“You act whiter than me.”
I’ve been told this a lot, either as an alleged compliment of my quiet personality or as a way to deride my taste in music. To some, being a black woman means being angry and aggressive, and right now, no woman embodies this anger more purely than Serena Williams. After accusing an umpire of penalizing her unfairly during the U.S. Open Tennis Championship, Williams was called a sore loser and was portrayed as an apeish baby in a political cartoon drawn by Mark Knight. This cartoon would better fit the 1930s than 2018. Naomi Osaka, her Haitian-Japanese opponent, was portrayed as a blonde white woman placidly speaking to the umpire while the artist portrays Williams having a temper tantrum in the foreground. Nearly every commentator on this issue has acknowledged Osaka as either the victim or a victim, and according to Knight, Osaka’s victimhood cast her as white.
In this mindset, black women can only be the aggressors. They can’t be the victims –– even of other women.
Williams was angry, and she is allowed to be. Millions of dollars were on the line, and she felt she was cheated. Anger is the logical emotion to feel in this situation. Yet Williams’ anger was used to dehumanize her and invalidate her suffering. She is not alone — due to decades of the “angry black woman” stereotype, it is common for black women to try their best to remain as composed as possible unless they wish to have people call them scary, brattish or ungrateful.
Osaka, on the other hand, is in an interesting position in the eyes of Williams’ critics. While Williams was angry, Osaka tearfully apologized about her victory and, in general, is known for being a humble player who does not “excessively show her joy.” One theme throughout this tournament is how different reports have erased Osaka’s Haitian ethnicity. Osaka has stated that she’s proud of being Japanese and proud of being Haitian and has corrected reporters who want to misrepresent her.
If you believe Osaka is a victim (which I do), then why can’t she be a black victim?
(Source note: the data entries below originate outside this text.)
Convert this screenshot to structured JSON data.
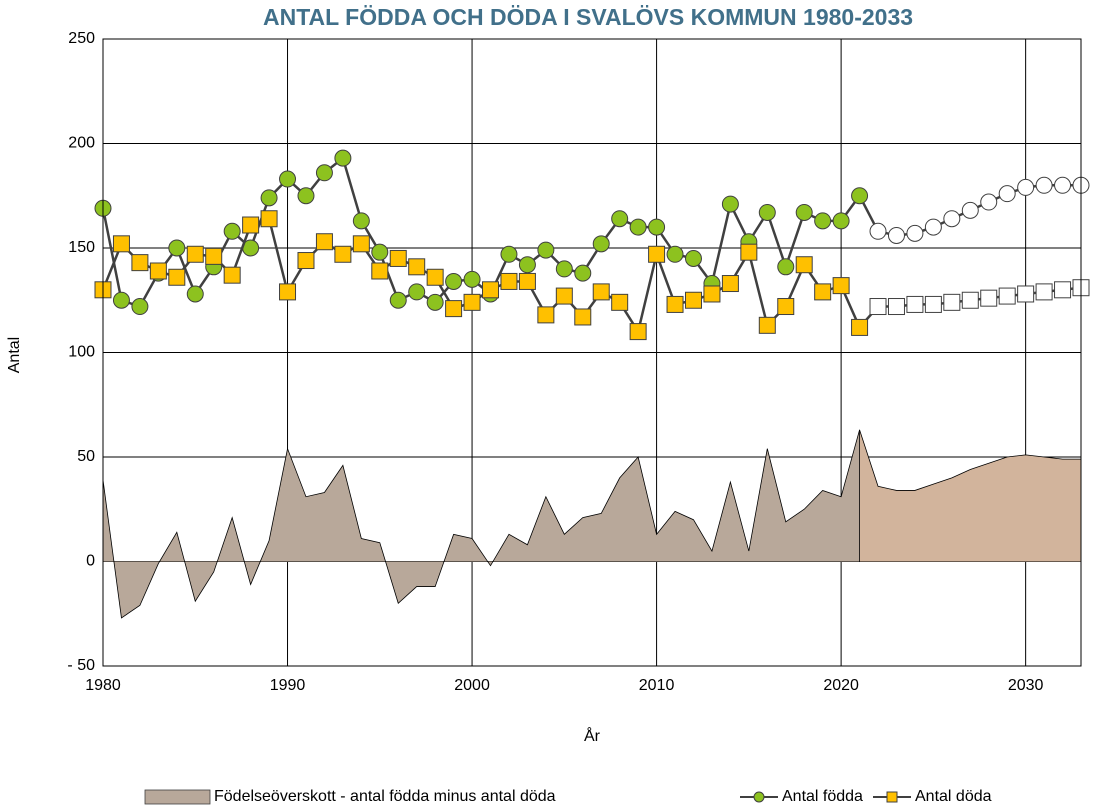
{
  "chart_data": {
    "type": "line",
    "title": "ANTAL FÖDDA OCH DÖDA I SVALÖVS KOMMUN 1980-2033",
    "xlabel": "År",
    "ylabel": "Antal",
    "x": [
      1980,
      1981,
      1982,
      1983,
      1984,
      1985,
      1986,
      1987,
      1988,
      1989,
      1990,
      1991,
      1992,
      1993,
      1994,
      1995,
      1996,
      1997,
      1998,
      1999,
      2000,
      2001,
      2002,
      2003,
      2004,
      2005,
      2006,
      2007,
      2008,
      2009,
      2010,
      2011,
      2012,
      2013,
      2014,
      2015,
      2016,
      2017,
      2018,
      2019,
      2020,
      2021,
      2022,
      2023,
      2024,
      2025,
      2026,
      2027,
      2028,
      2029,
      2030,
      2031,
      2032,
      2033
    ],
    "forecast_start": 2022,
    "series": [
      {
        "name": "Födelseöverskott - antal födda minus antal döda",
        "kind": "area",
        "color": "#b8a89a",
        "forecast_color": "#d2b49c",
        "values": [
          39,
          -27,
          -21,
          -1,
          14,
          -19,
          -5,
          21,
          -11,
          10,
          54,
          31,
          33,
          46,
          11,
          9,
          -20,
          -12,
          -12,
          13,
          11,
          -2,
          13,
          8,
          31,
          13,
          21,
          23,
          40,
          50,
          13,
          24,
          20,
          5,
          38,
          5,
          54,
          19,
          25,
          34,
          31,
          63,
          36,
          34,
          34,
          37,
          40,
          44,
          47,
          50,
          51,
          50,
          49,
          49
        ]
      },
      {
        "name": "Antal födda",
        "kind": "line",
        "marker": "circle",
        "color": "#8dc21f",
        "values": [
          169,
          125,
          122,
          138,
          150,
          128,
          141,
          158,
          150,
          174,
          183,
          175,
          186,
          193,
          163,
          148,
          125,
          129,
          124,
          134,
          135,
          128,
          147,
          142,
          149,
          140,
          138,
          152,
          164,
          160,
          160,
          147,
          145,
          133,
          171,
          153,
          167,
          141,
          167,
          163,
          163,
          175,
          158,
          156,
          157,
          160,
          164,
          168,
          172,
          176,
          179,
          180,
          180,
          180
        ]
      },
      {
        "name": "Antal döda",
        "kind": "line",
        "marker": "square",
        "color": "#ffc000",
        "values": [
          130,
          152,
          143,
          139,
          136,
          147,
          146,
          137,
          161,
          164,
          129,
          144,
          153,
          147,
          152,
          139,
          145,
          141,
          136,
          121,
          124,
          130,
          134,
          134,
          118,
          127,
          117,
          129,
          124,
          110,
          147,
          123,
          125,
          128,
          133,
          148,
          113,
          122,
          142,
          129,
          132,
          112,
          122,
          122,
          123,
          123,
          124,
          125,
          126,
          127,
          128,
          129,
          130,
          131
        ]
      }
    ],
    "xlim": [
      1980,
      2033
    ],
    "xticks": [
      1980,
      1990,
      2000,
      2010,
      2020,
      2030
    ],
    "ylim": [
      -50,
      250
    ],
    "yticks": [
      {
        "value": -50,
        "label": "- 50"
      },
      0,
      50,
      100,
      150,
      200,
      250
    ],
    "grid": true,
    "legend": "bottom"
  }
}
Why does she have to be only the Japanese player or the blonde damsel to Williams’ King Kong? Many times when her blackness is brought up, it’s to excuse racism towards Williams. “How can I be racist if I support a black woman? If Osaka can be humble and not make waves, why can’t Williams?”
If Williams’ critics want Osaka to be black, then it’s because they don’t have to acknowledge her emotions the way you have to with Williams. Her demeanor has seemingly invited people to project whatever they want onto her. After her win, a reporter asked if Osaka stopped idolizing Williams, despite Osaka never saying anything of the sort. Knight’s cartoon implied that Osaka was also critical of WIlliams. Critics want to pit the two against each other in order to dehumanize Williams.
My demeanor has been used to invalidate the anger of black students in my class. If I didn’t say anything about a controversial incident, then people would question why another black student was offended. I relate to Osaka. I am either called “white” for my personality or have my personality weaponized to be whatever someone wants it to be. I’m either an example for others to follow, or I’m meant to automatically jump on the bandwagon of popular opinion at the time.
This mentality is harmful to everyone involved.
Naomi Osaka and Serena Williams both had one of the most emotional moments of their careers and were robbed of their agency and of a happy victory. And no cartoon or tweet can change that.